Она задумалась. Я работал молча. В комнате постепенно темнело. «Всё, – сказал я и стал совать ей конфеты и сигареты в карманы. – Спасибо тебе, дорогая». «Тебе спасибо», – тихо сказала Инночка, обняла меня и поцеловала чистым детским поцелуем прямо в губы.
Инна ушла по длинному тёмному коридору к себе в наблюдательную палату. Я стал собирать свои вещи, чтобы тоже уйти.
Возвращаясь тёмным морозным вечером в отделение, где я жил, думая об Инне, я вдруг неожиданно для себя проговорил вслух строки из песни христиан-молокан:
Не тужи, душа родная,Не пугайся доли злой.Будет время – двери РаяБог откроет пред тобой.– У нас тут лежит Олег Кошевой, правда, он отзывается на имя Ванечка, – сказали мне в Благовещенской психбольнице, когда я туда через 6 суток наконец добрался из Москвы.
Естественное любопытство: кто он? Руководитель «Молодой гвардии» из Краснодона? Но тогда он должен быть стариком. А Ванечке лет 40–50, не больше.
С большим нетерпением сел я рисовать Ванечку. У него был статус помощника по кухне, по хозяйству. Он таскал из прожарки в отделение простыни, подушки и матрацы, ходил в магазин за мелкими покупками. Причём на каждой пачке купленных сигарет или чая он старался выгадать кое-что для себя. «Да, это, конечно, не борец с фашизмом, даже не его сын», – убедился я, глядя на Ванечку. Потом он вдруг совсем отказался мне позировать, ожидая, видимо, что я стану его привлекать деньгами. Но он, потеряв ореол героя, стал совсем мне не интересен.
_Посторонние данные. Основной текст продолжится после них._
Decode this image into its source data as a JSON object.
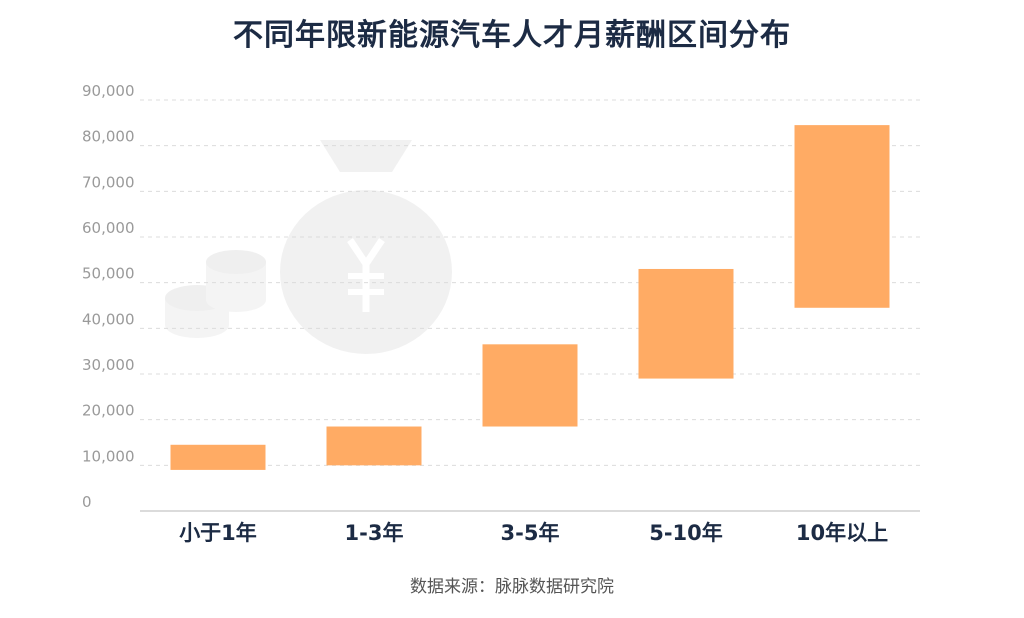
{
  "chart_data": {
    "type": "bar",
    "title": "不同年限新能源汽车人才月薪酬区间分布",
    "categories": [
      "小于1年",
      "1-3年",
      "3-5年",
      "5-10年",
      "10年以上"
    ],
    "ranges": [
      {
        "low": 9000,
        "high": 14500
      },
      {
        "low": 10000,
        "high": 18500
      },
      {
        "low": 18500,
        "high": 36500
      },
      {
        "low": 29000,
        "high": 53000
      },
      {
        "low": 44500,
        "high": 84500
      }
    ],
    "ylim": [
      0,
      90000
    ],
    "yticks": [
      "0",
      "10,000",
      "20,000",
      "30,000",
      "40,000",
      "50,000",
      "60,000",
      "70,000",
      "80,000",
      "90,000"
    ],
    "ytick_values": [
      0,
      10000,
      20000,
      30000,
      40000,
      50000,
      60000,
      70000,
      80000,
      90000
    ],
    "grid": true,
    "bar_color": "#ffab64",
    "xlabel": "",
    "ylabel": ""
  },
  "source": "数据来源：脉脉数据研究院"
}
Но рисунок был уже начат. Ванечка по-прежнему не появлялся, и я пошёл по отделению, вглядываясь в лица больных. «Я пришёл на эту землю, чтоб скорей её покинуть», – услышал я голос плачущего человека. Он-то и стал главным героем рисунка. Хроническое уныние было у Сашеньки. Он плакал целыми днями: «А теперь я в жизни ничего не значу, под чужие песни и пою и плачу».
– Геннадий Михайлович, миленький, я люблю, всех люблю, а меня бьют в палате пяткой прямо в глаз, по голове. А я им отвечаю, мол, ребятки, миленькие, я люблю вас, люблю Господа, люблю мать его Богородицу, она мне во сне сказала, дева Мария: «Сашенька, никого не обижай и ни на кого не обижайся». Я проснулся в слезах – как хорошо она сказала. Миленький мой, рисуйте, рисуйте, я, сколько хотите, буду вам позировать. Художники такие умные, такие талантливые. Господи, как я всех люблю. Всех – и вас, и ребят. Ведь наш Спаситель сказал: «Не удивительно, что вы любите любящих вас, надо врагов полюбить, это будет настоящая любовь». Так ведь, Геннадий Михайлович? Вот и мне в палате надо этих ребят молодых любить, весь мир любить надо. Мне соседка по квартире сказала: «Что-то, Сашенька, ты плакать много стал, пойди, полежи в психбольнице». А я плачу от любви ко всем людям, мне жалко всех. Как посмотрю на них – так плачу. А как послушаю, что они говорят, как им всем тяжело живётся, – плачу ещё сильнее.